Initially recognized for the ability to detoxify xenobiotics, members of the GST superfamily are now recognized to play significant roles in an array of cellular metabolism. Broad substrate specificity/reactivity coupled with roles in general responses to cellular stress muddles the assignment of physiological functions for dedicated GSTs. For example, only 1 of the 9 E. coli GSTs have an established function. Although daunting, these hurdles will push the Superfamily/Genome and Computational Cores to develop more sophisticated methods for in silico functional predictions as well as faciliate development of the Microbiology Core for confirmation of in vitro activities. For these reasons the GST superfamily offers a highly instructive system for functional assignment within the EFI.
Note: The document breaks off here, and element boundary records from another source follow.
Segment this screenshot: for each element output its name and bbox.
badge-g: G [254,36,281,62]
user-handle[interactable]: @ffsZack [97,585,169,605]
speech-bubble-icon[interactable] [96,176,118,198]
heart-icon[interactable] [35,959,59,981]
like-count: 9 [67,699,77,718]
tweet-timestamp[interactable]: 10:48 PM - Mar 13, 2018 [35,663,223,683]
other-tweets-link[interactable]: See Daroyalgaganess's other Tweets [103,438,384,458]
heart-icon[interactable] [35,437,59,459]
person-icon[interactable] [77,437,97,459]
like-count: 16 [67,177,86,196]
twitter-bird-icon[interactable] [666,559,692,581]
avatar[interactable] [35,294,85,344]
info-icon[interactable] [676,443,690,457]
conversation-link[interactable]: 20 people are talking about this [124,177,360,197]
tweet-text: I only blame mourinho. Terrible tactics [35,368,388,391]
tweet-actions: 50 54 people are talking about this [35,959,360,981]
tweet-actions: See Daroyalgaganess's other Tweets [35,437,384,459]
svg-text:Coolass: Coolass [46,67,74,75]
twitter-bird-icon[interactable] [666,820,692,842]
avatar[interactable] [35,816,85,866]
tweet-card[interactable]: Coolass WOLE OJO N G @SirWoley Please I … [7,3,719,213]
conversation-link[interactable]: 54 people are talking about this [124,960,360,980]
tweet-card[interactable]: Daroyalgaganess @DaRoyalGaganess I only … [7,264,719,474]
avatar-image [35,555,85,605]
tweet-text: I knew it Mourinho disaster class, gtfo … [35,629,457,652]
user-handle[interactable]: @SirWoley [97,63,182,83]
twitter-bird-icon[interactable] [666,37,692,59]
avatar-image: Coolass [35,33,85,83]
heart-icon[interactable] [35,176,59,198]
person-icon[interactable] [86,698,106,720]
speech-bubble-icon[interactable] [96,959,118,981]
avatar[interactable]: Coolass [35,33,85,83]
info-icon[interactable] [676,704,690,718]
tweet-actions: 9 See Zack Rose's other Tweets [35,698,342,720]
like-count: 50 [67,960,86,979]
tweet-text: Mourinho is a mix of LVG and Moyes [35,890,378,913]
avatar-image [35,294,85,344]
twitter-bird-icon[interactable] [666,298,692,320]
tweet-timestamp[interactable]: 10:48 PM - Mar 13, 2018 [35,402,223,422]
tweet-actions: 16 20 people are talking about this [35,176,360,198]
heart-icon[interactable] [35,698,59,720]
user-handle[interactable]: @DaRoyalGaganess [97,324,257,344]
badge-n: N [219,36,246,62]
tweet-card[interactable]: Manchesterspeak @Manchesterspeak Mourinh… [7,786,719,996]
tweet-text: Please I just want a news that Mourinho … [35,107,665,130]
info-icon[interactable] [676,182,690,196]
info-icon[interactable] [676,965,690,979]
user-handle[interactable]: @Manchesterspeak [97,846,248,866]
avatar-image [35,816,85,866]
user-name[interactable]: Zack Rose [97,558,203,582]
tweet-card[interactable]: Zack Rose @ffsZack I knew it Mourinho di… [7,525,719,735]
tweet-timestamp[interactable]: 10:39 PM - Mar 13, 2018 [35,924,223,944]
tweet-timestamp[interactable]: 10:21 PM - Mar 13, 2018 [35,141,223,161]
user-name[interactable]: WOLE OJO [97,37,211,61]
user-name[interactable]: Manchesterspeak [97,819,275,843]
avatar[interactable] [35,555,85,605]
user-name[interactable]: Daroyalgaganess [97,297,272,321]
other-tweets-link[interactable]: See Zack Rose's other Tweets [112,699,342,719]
- Structure, catalytic mechanism, and evolution of the glutathione transferases. Armstrong RN. (1997) Chem Res Toxicol 10, 2-18.
- Recruitment of a double bond isomerase to serve as a reductive dehalogenase during biodegradation of pentachlorophenol. Anandarajah K, Kiefer PM Jr, Donohoe BS, Copley SD. (2000) Biochemistry 39, 5303-11.
- Structure, function and evolution of glutathione transferases: implications for classification of non-mammalian members of an ancient enzyme superfamily. Sheehan D, Meade G, Foley VM, Dowd CA. (2001) Biochem J 360, 1-16.
- Glutathione transferases are structural and functional outliers in the thioredoxin fold. Atkinson HJ, Babbitt PC. (2009) Biochemistry 48, 11108-16.